My thighs clench together now, just remembering. God.

“I think you’re so busy taking care of everyone else that you forgot people are allowed to take care of you too.” His smile went soft. Real. “Let someone help once in a while, Tessa. You might like it.”

I stayed for an hour. Watched him work the bar, charming everyone, remembering everyone’s orders and their kids’ names and the little details of their lives. He asked about my week. Actually listened to the answer. Remembered things I’d told him months ago.

Under all that flirting, Milo actually sees people.

He sees me.

And when I left, I felt lighter than I had in months. Like maybe I was allowed to laugh. To play. To be more than the woman with the clipboard and the contingency plans.

The ache between my legs pulses again. Milo’s scent in my memory, Elijah’s hands on my skin, and my body doesn’t care that I’m supposed to be thinking about appetizer menus.

My body wants.

And then there’s Ben.

My jaw clenches automatically.

Ben Wilson.That infuriating, joke-making, commitment-phobic?—

Heat floods between my legs. Not anger—want.

Damn it.

He still hasn’t said yes to the auction. Seven times I’ve asked. Eight. Every single time, he makes a joke and disappears.

“Sorry, Tessa, my truck’s on fire. Gotta go.”

“Can’t talk, I’m allergic to clipboards. Deadly allergy. Very serious.”
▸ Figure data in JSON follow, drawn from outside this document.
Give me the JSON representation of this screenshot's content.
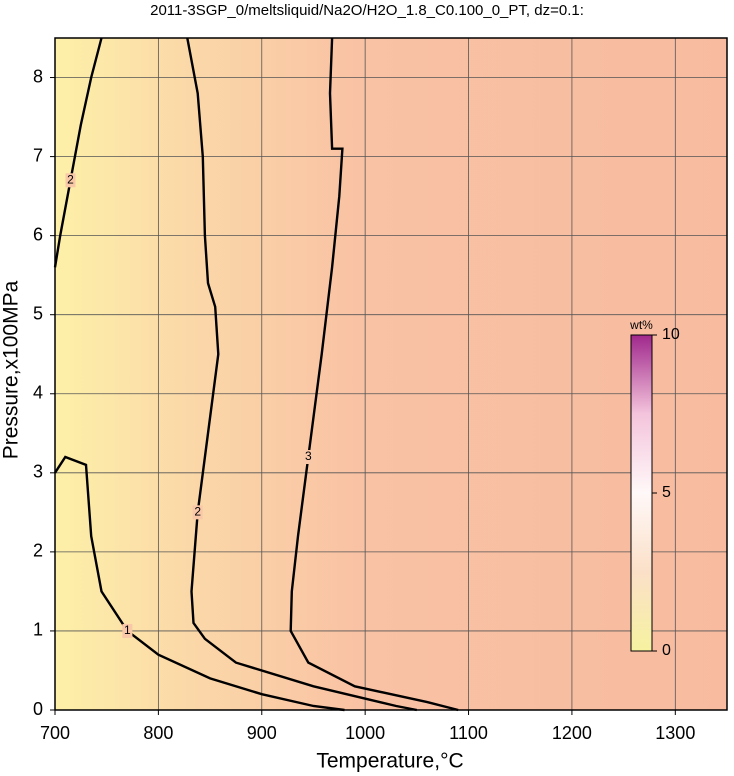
{
  "chart_data": {
    "type": "contour",
    "title": "2011-3SGP_0/meltsliquid/Na2O/H2O_1.8_C0.100_0_PT, dz=0.1:",
    "xlabel": "Temperature,°C",
    "ylabel": "Pressure,x100MPa",
    "xlim": [
      700,
      1350
    ],
    "ylim": [
      0,
      8.5
    ],
    "xticks": [
      700,
      800,
      900,
      1000,
      1100,
      1200,
      1300
    ],
    "yticks": [
      0,
      1,
      2,
      3,
      4,
      5,
      6,
      7,
      8
    ],
    "grid": true,
    "colorbar": {
      "label": "wt%",
      "lim": [
        0,
        10
      ],
      "ticks": [
        0,
        5,
        10
      ]
    },
    "contours": [
      {
        "level": 1,
        "x": [
          700,
          710,
          730,
          735,
          745,
          770,
          800,
          850,
          900,
          950,
          980
        ],
        "y": [
          3.0,
          3.2,
          3.1,
          2.2,
          1.5,
          1.0,
          0.7,
          0.4,
          0.2,
          0.05,
          0
        ]
      },
      {
        "level": 2,
        "x": [
          745,
          735,
          725,
          715,
          705,
          700
        ],
        "y": [
          8.5,
          8.0,
          7.4,
          6.7,
          6.0,
          5.6
        ]
      },
      {
        "level": 2,
        "x": [
          828,
          838,
          843,
          845,
          848,
          855,
          858,
          848,
          838,
          832,
          834,
          845,
          875,
          950,
          1030,
          1050
        ],
        "y": [
          8.5,
          7.8,
          7.0,
          6.0,
          5.4,
          5.1,
          4.5,
          3.5,
          2.5,
          1.5,
          1.1,
          0.9,
          0.6,
          0.3,
          0.05,
          0
        ]
      },
      {
        "level": 3,
        "x": [
          968,
          966,
          968,
          978,
          975,
          968,
          958,
          945,
          935,
          929,
          928,
          945,
          990,
          1060,
          1090
        ],
        "y": [
          8.5,
          7.8,
          7.1,
          7.1,
          6.5,
          5.6,
          4.5,
          3.2,
          2.2,
          1.5,
          1.0,
          0.6,
          0.3,
          0.1,
          0
        ]
      }
    ]
  }
}
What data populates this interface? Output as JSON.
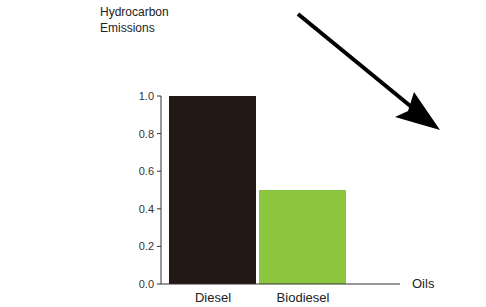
{
  "chart_data": {
    "type": "bar",
    "y_label": "Hydrocarbon Emissions",
    "x_label": "Oils",
    "categories": [
      "Diesel",
      "Biodiesel"
    ],
    "values": [
      1.0,
      0.5
    ],
    "colors": [
      "#231815",
      "#8cc63f"
    ],
    "ylim": [
      0,
      1
    ],
    "yticks": [
      {
        "value": 0,
        "label": "0.0"
      },
      0.2,
      0.4,
      0.6,
      0.8,
      {
        "value": 1,
        "label": "1.0"
      }
    ],
    "grid": false
  }
}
He thinks that crooked smile is charming enough to get away with anything.

The worst part? It is.

His jacket is in my backseat right now. His flannel too. From when I picked up my car last week. I keep meaning to return them. I keep not.
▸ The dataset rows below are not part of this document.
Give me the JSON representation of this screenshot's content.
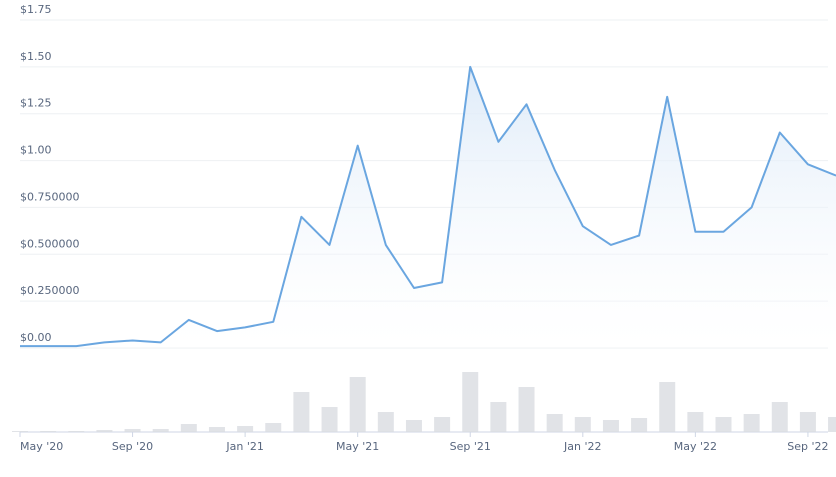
{
  "chart_data": {
    "type": "line",
    "x": [
      "2020-05",
      "2020-06",
      "2020-07",
      "2020-08",
      "2020-09",
      "2020-10",
      "2020-11",
      "2020-12",
      "2021-01",
      "2021-02",
      "2021-03",
      "2021-04",
      "2021-05",
      "2021-06",
      "2021-07",
      "2021-08",
      "2021-09",
      "2021-10",
      "2021-11",
      "2021-12",
      "2022-01",
      "2022-02",
      "2022-03",
      "2022-04",
      "2022-05",
      "2022-06",
      "2022-07",
      "2022-08",
      "2022-09",
      "2022-10"
    ],
    "values": [
      0.01,
      0.01,
      0.01,
      0.03,
      0.04,
      0.03,
      0.15,
      0.09,
      0.11,
      0.14,
      0.7,
      0.55,
      1.08,
      0.55,
      0.32,
      0.35,
      1.5,
      1.1,
      1.3,
      0.95,
      0.65,
      0.55,
      0.6,
      1.34,
      0.62,
      0.62,
      0.75,
      1.15,
      0.98,
      0.92
    ],
    "volume": [
      1,
      1,
      1,
      2,
      3,
      3,
      8,
      5,
      6,
      9,
      40,
      25,
      55,
      20,
      12,
      15,
      60,
      30,
      45,
      18,
      15,
      12,
      14,
      50,
      20,
      15,
      18,
      30,
      20,
      15
    ],
    "color": "#6aa6e0",
    "ylim": [
      0,
      1.75
    ],
    "yticks": [
      {
        "value": 0,
        "label": "$0.00"
      },
      {
        "value": 0.25,
        "label": "$0.250000"
      },
      {
        "value": 0.5,
        "label": "$0.500000"
      },
      {
        "value": 0.75,
        "label": "$0.750000"
      },
      {
        "value": 1,
        "label": "$1.00"
      },
      {
        "value": 1.25,
        "label": "$1.25"
      },
      {
        "value": 1.5,
        "label": "$1.50"
      },
      {
        "value": 1.75,
        "label": "$1.75"
      }
    ],
    "xticks": [
      {
        "value": "2020-05",
        "label": "May '20"
      },
      {
        "value": "2020-09",
        "label": "Sep '20"
      },
      {
        "value": "2021-01",
        "label": "Jan '21"
      },
      {
        "value": "2021-05",
        "label": "May '21"
      },
      {
        "value": "2021-09",
        "label": "Sep '21"
      },
      {
        "value": "2022-01",
        "label": "Jan '22"
      },
      {
        "value": "2022-05",
        "label": "May '22"
      },
      {
        "value": "2022-09",
        "label": "Sep '22"
      }
    ],
    "grid": true
  }
}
I breathe in and there it is—leather and engine grease and woods. His scent is everywhere, in my car, on my skin. I’ve been marinating in it for a week.

My hips shift against the seat, restless and wanting.

A few days ago I spotted him ducking into the hardware store to talk to River—his sister’s alpha—and I saw my chance. Cornered him in the plumbing aisle before he even knew I was there.

“Ben Wilson.”

He spun around, saw me, and actually looked for an exit. In a dead-end aisle. Surrounded by PVC pipes.

“Tessa! Hey! I was just—I have to—there’s a thing?—”

“There’s no thing. You’re trapped.” I crossed my arms. “Bachelor auction.”

“That’s a lot of pressure for a man surrounded by toilet parts.”

“I’m not leaving until you give me an answer.”